Lisa C. Richardson is an American physician who is the Director of CDC Division of Cancer Prevention and Control. She is responsible for the Colorectal Cancer Control Program, the National Breast and Cervical Cancer Early Detection Program, the National Comprehensive Cancer Control Program, and the National Program of Cancer Registries.

== Early life and education ==
Richardson earned her bachelor's and medical degrees at the University of North Carolina at Chapel Hill Whilst at UNC, she was inducted into the Alpha Omega Alpha honor society.

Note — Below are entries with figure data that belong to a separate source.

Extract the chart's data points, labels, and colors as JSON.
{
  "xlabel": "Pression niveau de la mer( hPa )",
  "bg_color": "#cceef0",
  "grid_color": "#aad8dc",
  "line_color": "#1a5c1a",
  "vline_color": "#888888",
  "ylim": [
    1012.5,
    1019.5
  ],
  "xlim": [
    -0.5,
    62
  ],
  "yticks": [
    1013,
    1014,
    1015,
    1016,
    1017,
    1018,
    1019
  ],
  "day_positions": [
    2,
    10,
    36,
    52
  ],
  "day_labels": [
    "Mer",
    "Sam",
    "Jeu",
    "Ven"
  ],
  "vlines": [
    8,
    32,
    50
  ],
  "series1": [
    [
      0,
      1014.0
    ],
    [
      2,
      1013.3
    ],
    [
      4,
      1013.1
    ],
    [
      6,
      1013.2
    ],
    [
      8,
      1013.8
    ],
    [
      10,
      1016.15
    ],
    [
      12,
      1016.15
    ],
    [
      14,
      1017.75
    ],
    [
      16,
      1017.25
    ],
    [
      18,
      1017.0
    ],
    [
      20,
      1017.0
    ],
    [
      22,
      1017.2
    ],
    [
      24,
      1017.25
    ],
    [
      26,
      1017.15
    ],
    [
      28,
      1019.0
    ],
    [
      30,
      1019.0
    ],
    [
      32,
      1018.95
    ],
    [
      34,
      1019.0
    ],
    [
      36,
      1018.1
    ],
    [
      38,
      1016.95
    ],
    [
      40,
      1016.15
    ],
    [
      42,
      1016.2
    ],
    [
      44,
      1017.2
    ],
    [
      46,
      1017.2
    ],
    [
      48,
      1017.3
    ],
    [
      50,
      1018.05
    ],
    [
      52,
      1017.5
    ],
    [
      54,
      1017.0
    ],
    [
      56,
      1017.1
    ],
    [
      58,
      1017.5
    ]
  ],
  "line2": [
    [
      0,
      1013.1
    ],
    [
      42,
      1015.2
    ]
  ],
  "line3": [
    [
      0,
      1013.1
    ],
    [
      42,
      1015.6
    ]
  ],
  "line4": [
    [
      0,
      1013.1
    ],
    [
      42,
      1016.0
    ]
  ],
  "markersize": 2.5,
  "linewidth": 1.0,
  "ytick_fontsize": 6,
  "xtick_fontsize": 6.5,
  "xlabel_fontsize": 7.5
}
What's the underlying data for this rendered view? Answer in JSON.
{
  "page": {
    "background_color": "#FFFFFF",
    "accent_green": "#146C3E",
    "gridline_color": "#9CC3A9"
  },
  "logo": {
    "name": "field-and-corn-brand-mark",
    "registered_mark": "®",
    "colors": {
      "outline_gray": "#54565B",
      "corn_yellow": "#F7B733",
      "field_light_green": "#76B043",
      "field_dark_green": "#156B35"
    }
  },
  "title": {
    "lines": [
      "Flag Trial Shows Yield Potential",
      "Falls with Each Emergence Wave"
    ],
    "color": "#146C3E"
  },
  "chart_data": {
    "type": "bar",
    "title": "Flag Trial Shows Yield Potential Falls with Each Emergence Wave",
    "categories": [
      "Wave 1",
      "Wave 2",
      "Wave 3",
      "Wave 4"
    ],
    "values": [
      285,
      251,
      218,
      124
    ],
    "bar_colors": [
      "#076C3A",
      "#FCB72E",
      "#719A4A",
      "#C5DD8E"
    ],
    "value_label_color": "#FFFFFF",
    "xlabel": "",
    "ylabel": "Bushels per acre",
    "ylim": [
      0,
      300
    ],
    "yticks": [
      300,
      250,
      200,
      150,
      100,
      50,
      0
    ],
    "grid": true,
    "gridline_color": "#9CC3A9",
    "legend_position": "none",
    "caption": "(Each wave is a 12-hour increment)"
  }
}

She moved to the University of Michigan School of Public Health for graduate studies, where she earned a master's degree in public health. Richardson was an oncology fellow at the University of Florida College of Medicine.

== Research and career ==
In 1997, Richardson joined the Centers for Disease Control and Prevention (CDC). She was appointed medical director of the CDC National Breast and Cervical Cancer Early Detection Programme. The initiative provided cancer screening for low income, uninsured women. In 1998, she was made medical director of the CDC blood disorder division. In this capacity she evaluated HIV and hepatitis infections amongst people with haemophilia. She joined the faculty at the University of Florida in 2000, where she spent four years before returning to the CDC. She was appointed to the Division of Cancer Prevention and Control in 2010, where she oversees a $380 million annual budget.